Companies undertaking a rights issue are mandatorily required to credit the rights entitlement to shareholders in demat form. SEBI has also introduced a legal framework for renunciation of rights entitlement and has allowed trading of such rights entitlement on the stock exchanges or transfer through off-market transactions, confirming the existing market practice. Depositories and stock exchanges have been directed to provide necessary procedure in this regard. Companies should factor in time for those shareholders, who own shares in physical form, to open demat accounts.

However, credit of rights entitlement to the demat account of shareholders who are resident in other jurisdictions will require detailed analysis in view of offering restrictions applicable under securities laws of other countries. In view of the existing practice of reading laws of various jurisdictions harmoniously and the global practice for rights offerings, crediting rights entitlements to shareholders who are resident outside India will require further discussion.

SEBI has also clarified that the investors will not be allowed to withdraw their application after the issue closing date.

Other changes to be considered in the future:

Offer period: Under the Companies Act, a rights issue is required to be open for a minimum of 15 days. Given our experience and the above suggested changes, we believe that this period can be significantly reduced – perhaps to five working days (an IPO is three working days) – as the rights issue is well publicized through stock exchange intimations, newspaper advertisements and individual intimations to each shareholders. Reducing this timeline would significantly shorten the rights issue process and help protect issuers and investors from pricing risk. This will require changes to the Companies Act and hence may take longer.

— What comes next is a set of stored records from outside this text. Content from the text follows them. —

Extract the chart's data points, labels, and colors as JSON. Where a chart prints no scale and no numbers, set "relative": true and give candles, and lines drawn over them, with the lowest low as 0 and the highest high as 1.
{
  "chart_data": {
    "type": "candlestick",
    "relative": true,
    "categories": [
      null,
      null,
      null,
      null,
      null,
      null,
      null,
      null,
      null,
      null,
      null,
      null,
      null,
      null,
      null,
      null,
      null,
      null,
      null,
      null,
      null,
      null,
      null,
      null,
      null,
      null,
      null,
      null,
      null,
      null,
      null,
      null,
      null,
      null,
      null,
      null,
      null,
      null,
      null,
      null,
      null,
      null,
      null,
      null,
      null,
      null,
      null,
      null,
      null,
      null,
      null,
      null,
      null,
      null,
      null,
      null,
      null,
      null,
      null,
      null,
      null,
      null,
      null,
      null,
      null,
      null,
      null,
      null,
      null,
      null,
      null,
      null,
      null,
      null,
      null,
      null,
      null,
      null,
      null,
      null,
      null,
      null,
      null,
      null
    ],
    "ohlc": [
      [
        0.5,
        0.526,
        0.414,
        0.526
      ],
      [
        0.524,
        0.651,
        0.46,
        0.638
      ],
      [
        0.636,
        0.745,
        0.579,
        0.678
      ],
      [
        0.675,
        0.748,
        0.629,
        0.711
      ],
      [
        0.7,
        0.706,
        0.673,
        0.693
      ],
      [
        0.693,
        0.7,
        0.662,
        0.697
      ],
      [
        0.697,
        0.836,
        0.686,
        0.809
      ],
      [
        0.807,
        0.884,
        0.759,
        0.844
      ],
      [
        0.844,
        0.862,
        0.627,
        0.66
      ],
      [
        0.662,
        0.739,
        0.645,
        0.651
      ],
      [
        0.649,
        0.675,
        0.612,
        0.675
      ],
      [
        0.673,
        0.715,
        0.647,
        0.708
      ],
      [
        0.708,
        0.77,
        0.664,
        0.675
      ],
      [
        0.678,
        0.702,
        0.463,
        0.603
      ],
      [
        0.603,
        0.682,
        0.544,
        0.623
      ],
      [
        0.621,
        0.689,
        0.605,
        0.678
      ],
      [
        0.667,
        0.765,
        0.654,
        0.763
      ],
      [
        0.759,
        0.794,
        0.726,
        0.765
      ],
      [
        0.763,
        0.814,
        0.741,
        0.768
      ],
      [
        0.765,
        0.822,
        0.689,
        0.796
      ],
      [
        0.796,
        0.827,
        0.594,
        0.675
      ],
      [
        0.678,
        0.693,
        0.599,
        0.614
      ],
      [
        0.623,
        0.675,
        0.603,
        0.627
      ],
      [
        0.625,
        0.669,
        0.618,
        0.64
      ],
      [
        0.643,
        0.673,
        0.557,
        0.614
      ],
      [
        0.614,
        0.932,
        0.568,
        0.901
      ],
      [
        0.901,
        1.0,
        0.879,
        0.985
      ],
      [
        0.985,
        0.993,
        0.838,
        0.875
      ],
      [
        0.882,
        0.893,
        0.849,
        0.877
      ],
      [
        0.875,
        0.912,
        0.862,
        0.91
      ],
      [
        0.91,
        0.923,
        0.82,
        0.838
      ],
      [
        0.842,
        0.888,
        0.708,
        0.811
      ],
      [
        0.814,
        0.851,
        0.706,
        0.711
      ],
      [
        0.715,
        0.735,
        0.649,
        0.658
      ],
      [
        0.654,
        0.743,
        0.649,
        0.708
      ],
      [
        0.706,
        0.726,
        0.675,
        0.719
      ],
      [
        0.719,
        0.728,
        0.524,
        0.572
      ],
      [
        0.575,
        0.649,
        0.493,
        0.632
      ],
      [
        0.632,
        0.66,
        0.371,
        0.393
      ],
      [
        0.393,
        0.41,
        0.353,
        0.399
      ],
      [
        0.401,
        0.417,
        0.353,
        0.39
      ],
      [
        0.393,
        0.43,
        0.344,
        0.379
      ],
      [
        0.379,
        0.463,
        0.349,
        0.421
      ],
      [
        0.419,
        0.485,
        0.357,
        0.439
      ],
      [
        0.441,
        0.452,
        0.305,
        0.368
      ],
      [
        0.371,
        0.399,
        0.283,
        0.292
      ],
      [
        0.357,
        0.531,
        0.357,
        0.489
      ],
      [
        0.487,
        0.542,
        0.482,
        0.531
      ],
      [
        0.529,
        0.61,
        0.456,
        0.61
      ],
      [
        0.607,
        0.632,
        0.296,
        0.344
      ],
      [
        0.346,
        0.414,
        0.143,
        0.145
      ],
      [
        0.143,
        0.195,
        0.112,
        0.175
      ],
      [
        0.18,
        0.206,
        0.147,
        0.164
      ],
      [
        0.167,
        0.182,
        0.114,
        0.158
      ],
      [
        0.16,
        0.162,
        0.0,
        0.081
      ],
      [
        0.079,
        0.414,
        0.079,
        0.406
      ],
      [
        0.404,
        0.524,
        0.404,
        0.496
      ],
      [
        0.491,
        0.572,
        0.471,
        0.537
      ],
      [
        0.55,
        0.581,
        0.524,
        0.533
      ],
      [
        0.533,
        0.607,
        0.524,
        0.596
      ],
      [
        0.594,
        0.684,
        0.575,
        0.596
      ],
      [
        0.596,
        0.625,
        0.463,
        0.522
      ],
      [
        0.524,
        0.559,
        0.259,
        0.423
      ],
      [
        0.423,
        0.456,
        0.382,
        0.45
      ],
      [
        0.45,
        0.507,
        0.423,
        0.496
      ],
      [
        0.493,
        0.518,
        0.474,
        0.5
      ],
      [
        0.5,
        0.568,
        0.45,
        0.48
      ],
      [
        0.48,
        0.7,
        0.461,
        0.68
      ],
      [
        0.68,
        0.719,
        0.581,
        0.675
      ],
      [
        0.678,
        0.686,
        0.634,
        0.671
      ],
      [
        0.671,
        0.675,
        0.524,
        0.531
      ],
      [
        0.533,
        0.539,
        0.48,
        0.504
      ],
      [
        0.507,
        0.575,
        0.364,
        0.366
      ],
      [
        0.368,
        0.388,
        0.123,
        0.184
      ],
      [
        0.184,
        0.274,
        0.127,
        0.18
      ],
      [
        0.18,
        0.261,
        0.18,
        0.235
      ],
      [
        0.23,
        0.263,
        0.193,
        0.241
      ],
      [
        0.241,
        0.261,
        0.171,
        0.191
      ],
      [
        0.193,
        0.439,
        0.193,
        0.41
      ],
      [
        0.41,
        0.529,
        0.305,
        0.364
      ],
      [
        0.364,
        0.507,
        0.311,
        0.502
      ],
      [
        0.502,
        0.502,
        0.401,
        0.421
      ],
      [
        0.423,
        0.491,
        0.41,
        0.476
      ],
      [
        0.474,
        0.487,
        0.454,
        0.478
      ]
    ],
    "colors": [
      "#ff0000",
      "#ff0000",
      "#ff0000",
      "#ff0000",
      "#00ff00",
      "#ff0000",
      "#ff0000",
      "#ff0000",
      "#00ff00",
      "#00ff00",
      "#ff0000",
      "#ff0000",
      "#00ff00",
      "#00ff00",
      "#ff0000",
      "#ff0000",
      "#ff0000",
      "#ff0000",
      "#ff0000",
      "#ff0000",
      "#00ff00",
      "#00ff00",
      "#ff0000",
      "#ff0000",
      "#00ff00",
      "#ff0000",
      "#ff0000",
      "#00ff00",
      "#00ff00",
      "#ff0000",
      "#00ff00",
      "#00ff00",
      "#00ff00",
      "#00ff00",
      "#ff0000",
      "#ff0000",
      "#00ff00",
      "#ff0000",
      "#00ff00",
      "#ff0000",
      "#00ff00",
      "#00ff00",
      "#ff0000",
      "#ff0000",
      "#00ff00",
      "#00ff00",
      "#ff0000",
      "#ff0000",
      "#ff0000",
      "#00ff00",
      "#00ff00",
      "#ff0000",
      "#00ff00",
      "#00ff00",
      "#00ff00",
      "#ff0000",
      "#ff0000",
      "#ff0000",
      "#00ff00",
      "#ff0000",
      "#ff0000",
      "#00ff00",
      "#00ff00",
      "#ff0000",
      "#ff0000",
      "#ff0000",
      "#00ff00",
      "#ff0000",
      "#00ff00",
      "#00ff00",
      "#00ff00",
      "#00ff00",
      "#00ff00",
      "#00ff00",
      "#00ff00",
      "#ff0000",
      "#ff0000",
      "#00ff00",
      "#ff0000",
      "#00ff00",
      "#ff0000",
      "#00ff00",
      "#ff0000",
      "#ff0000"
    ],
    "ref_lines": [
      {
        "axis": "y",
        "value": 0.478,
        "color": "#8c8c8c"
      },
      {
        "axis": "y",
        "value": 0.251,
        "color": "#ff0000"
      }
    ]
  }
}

Rump placement: SEBI should consider permitting QIBs to subscribe to the unsubscribed portion in rights issues (also called rump in certain jurisdictions). This concept is already permitted under the Companies Act. This would be fair to the shareholders as they have been given an opportunity to invest first (unlike preferential allotments and QIPs). If the price is lower than the market price, it is likely that existing shareholders will participate in full and there will be no rump; if the price is higher than the market price, whilst existing shareholders would be given a fair opportunity to participate, they may not participate and the rump can be offered to QIBs. We believe existing provisions of the Takeover Code also addresses some of the regulatory concerns that may arise in this regard. This would also benefit issuers whose promoters do not have sufficient funds to pick up their own entitlement or the unsubscribed portion and the increasing number of professionally managed companies (without promoters). Accordingly, rights issues would become a more attractive alternative for companies looking to raise funds.